I am working on a genome assembly- this is a human sized vertebrate genome (Peromyscus eremicus). I work on this species in the context of adaptation to deserts (e.g. extreme heat and aridity), and in the future on its behavior. Aside from the biological goals, I’m interested in showing that large genome assembly projects don’t need huge consortiums or massive budgets. To meet the needs of many projects (e.g. genome for use in studies of (comparative) functional biology), these assemblies can be done with modest budgets by a single lab. This is a work in progress, so we’ll see if I’m right..

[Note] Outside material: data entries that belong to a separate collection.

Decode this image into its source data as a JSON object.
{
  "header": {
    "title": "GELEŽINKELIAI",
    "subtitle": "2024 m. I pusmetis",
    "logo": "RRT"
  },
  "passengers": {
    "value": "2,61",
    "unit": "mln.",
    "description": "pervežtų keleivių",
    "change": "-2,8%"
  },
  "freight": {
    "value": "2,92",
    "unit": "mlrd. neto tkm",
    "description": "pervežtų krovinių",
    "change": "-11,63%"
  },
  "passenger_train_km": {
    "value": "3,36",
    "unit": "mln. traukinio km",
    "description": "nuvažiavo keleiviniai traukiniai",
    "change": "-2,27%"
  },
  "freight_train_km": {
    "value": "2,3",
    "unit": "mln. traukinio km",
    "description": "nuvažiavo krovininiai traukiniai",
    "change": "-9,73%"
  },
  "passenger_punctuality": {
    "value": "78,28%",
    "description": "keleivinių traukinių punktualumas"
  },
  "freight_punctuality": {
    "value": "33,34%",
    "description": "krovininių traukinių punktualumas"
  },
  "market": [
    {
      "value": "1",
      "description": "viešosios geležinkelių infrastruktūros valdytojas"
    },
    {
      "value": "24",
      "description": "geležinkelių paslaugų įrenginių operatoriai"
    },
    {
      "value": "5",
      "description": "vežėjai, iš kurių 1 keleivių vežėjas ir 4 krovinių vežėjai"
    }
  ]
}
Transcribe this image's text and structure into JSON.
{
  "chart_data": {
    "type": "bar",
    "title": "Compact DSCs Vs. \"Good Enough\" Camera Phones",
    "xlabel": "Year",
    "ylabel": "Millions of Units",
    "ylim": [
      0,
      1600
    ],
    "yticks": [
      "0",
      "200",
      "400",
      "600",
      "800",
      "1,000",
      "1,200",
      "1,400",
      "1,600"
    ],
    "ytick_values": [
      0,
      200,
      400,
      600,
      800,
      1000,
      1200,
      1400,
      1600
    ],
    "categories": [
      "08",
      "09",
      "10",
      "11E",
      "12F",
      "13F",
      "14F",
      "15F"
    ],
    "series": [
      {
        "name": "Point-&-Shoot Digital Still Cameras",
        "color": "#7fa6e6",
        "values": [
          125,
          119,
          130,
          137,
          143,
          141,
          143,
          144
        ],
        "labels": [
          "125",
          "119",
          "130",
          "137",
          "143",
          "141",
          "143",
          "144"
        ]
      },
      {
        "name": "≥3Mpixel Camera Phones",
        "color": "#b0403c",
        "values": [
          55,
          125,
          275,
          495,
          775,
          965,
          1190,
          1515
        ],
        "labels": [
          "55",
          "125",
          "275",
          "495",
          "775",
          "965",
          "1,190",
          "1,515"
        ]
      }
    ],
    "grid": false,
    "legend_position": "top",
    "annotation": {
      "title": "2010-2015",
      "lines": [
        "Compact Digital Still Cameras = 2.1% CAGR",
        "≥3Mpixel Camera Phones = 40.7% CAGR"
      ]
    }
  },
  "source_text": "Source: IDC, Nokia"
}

The data consist of 5 PE lanes and 1 lane from 2 MP libraries (5kb and 7kb insert) of read length 150nt. All of these are from rapid runs on a HiSeq 2500. In addition to this I have 3x coverage PacBio data fom the new P5-C3 chemistries (read N50=8800nt, max=38kb). As you can see, this is very modest. I’ll do some more sequencing, but we’ll see how far this gets me.
FYI, I’m using a CRAY supercomputer for unitig construction. I’ve split up my input files into 145 equally sized chunks, ran with 1536 nodes — ABySS absolutely flies like this. Unitig construction done in about 75 minutes!!! I use XSEDE Blacklight for the contig construction and scaffolding.
So the question for today is of parameter optimization. I’m using ABySS, and in the process of optimizing k at the unitig stage. The issue I have, and everybody doing genome assembly has, is what parameter to optimize. See the table below, red number are the ‘optimum’ for a given parameter:
Optimize contiguity is the goal, but unfortunately (cue Assemblathon 2), different measures of contiguity suggest different values of k. NG50 suggests k=105, N50 suggests k=75, and finally E-size (from GAGE paper) suggests k=91… Further, given all of the contiguity stats are relatively similar, at least between the larger values for k, maybe I should decide based on the size of the assembly. For ABySS, if a given kmer (or contig) is absent from the unitig assembly, it’s absent from all other stages, so maybe maximizing the size of the assembly (within reason) is something to consider. You can always get rid of contigs later on in the process, I suppose..
So, some outstanding questions:
- What k is best? I think I’ll go with 105, thought the kmers 91,93,95 look good, too.
- How is the k that maximizes unitig construction related to the k that maximizes contig assembly (and later, scaffolding)? Are these going to be different? If so, how different?